The Funk genre has lost most of its popularity since the 1970s, but saw a mini-revival in the early 1990s due to the sampling of Funk songs by hip-hop artists.

Examples of popular contemporary funk artists include Soulive and funk pioneer George Clinton, who's still recording new music after more than three decades. Also, many rock bands use a stong funk element in their music, including Primus and the Red Hot Chili Peppers.
My major problem with this piece is its definition of funk as a separate genre of music.  Funk was and is a style or technique, not a different genre.  It was mostly applied to Rhythm and Blues or Soul music, but may be applied to other genres as well.  Elements of it can be found in any face-paced music genre, like Latin (think Santana) And jazz.  Vince Guaraldi, the famous jazz pianist, was known as "Dr. Funk" to his fans and fellow musicians.

Funk is a staccato bassline with triplets and eighth notes, many of which are played on the upbeat.  That's why it is so hard to play -- our natural tendency as bass players is to play on the downbeat.  In addition to playing in a staccato style, the bassist also relies on slap and pop techniques to emphasize certain chords, and hand muting techniques to make individual notes more distinct.  Beyond all this technical verbiage, funk just sounds good!  An otherwise bland song can be given pep, the way a bland soup wakes up to spices.

A great example of a song played "funky" is the classic R&B tune "I Heard It Through the Grapevine."  Marvin Gaye's 1968 version is the most popular, though it wasn't funky when first released.  Gaye added funk to later live renditions, as we shall see.  Here are some facts about this famous song:
The Gaye recording has since become acclaimed a soul classic, and in 2004, it was placed on the Rolling Stone list of The 500 Greatest Songs of All Time. On the commemorative 50th Anniversary of the Billboard Hot 100 issue of Billboard magazine in June 2008, Marvin Gaye's "Grapevine" was ranked 65th. It was also inducted to the Grammy Hall of Fame for "historical, artistic and significant" value.
Now let's consider different Versions of "Grapevine," funky and the not-so-funky:

1. Gladys Knight and the Pips released their version in 1967, before that of Marvin Gaye, and it went to number two on Billboard.  Gladys Knight's version is undoubtedly the funkiest version.  See her sing it live at this link, and be sure you can hear the bass (use headphones if you don't have capable speakers).

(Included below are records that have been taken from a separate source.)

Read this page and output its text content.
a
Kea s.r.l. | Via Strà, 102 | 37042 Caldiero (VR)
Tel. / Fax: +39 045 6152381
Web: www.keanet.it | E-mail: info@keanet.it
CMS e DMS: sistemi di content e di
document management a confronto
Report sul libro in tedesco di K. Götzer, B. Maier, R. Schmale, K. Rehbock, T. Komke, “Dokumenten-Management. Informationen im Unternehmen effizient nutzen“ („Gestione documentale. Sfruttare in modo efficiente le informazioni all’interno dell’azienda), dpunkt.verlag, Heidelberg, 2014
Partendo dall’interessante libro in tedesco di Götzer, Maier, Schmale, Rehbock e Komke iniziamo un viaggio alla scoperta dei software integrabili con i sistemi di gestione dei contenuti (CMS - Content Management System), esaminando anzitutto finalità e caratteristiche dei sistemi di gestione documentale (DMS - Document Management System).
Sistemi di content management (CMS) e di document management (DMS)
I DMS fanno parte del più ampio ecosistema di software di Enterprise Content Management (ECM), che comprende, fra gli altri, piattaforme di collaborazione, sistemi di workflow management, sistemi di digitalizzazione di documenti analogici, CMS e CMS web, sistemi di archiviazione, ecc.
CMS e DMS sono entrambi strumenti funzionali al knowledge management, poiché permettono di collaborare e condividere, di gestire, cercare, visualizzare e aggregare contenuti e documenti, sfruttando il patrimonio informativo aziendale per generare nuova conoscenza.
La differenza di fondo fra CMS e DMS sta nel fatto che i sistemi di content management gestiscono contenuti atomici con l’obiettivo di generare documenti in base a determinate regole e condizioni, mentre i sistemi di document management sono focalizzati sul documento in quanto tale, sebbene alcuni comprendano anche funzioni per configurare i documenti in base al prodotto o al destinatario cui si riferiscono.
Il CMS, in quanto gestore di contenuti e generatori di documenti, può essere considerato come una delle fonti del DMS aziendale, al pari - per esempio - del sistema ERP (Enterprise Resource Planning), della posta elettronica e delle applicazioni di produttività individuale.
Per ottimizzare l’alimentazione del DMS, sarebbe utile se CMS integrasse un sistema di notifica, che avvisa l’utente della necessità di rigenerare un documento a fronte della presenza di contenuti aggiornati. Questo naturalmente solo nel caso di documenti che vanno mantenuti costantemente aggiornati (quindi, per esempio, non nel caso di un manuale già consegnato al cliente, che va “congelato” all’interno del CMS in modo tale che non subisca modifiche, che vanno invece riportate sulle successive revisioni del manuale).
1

2. Marvin Gaye's original version was not funky but he added funk in later performances.  Hear his original 1968 recording here (no funk) and his live performance in Montreux here (funk added).

3.  Finally, there is Creedence Clearwater's version of the song -- no funk at all.  Hear it here.

In my opinion, the funk adds a great deal of color, class and enjoyment to the song.  Funk may not be absolutely necessary, but it surely separates the elite performers from the also-rans.  Therefore, if you are a bass player, it would behoove you to learn at least some basic elements of funk style.

There's a series of lessons on YouTube called "Rock School," produced by mostly British performers, explaining various aspects of rock music.  Volume 3 of Rock School covers "Funk."  There are eight videos covering in Vol 3, but only the first three deal with funk.  They are worth your time if you want to get funky.  See links below.

When learning to play funky, start slow and add more over time.  Be patient.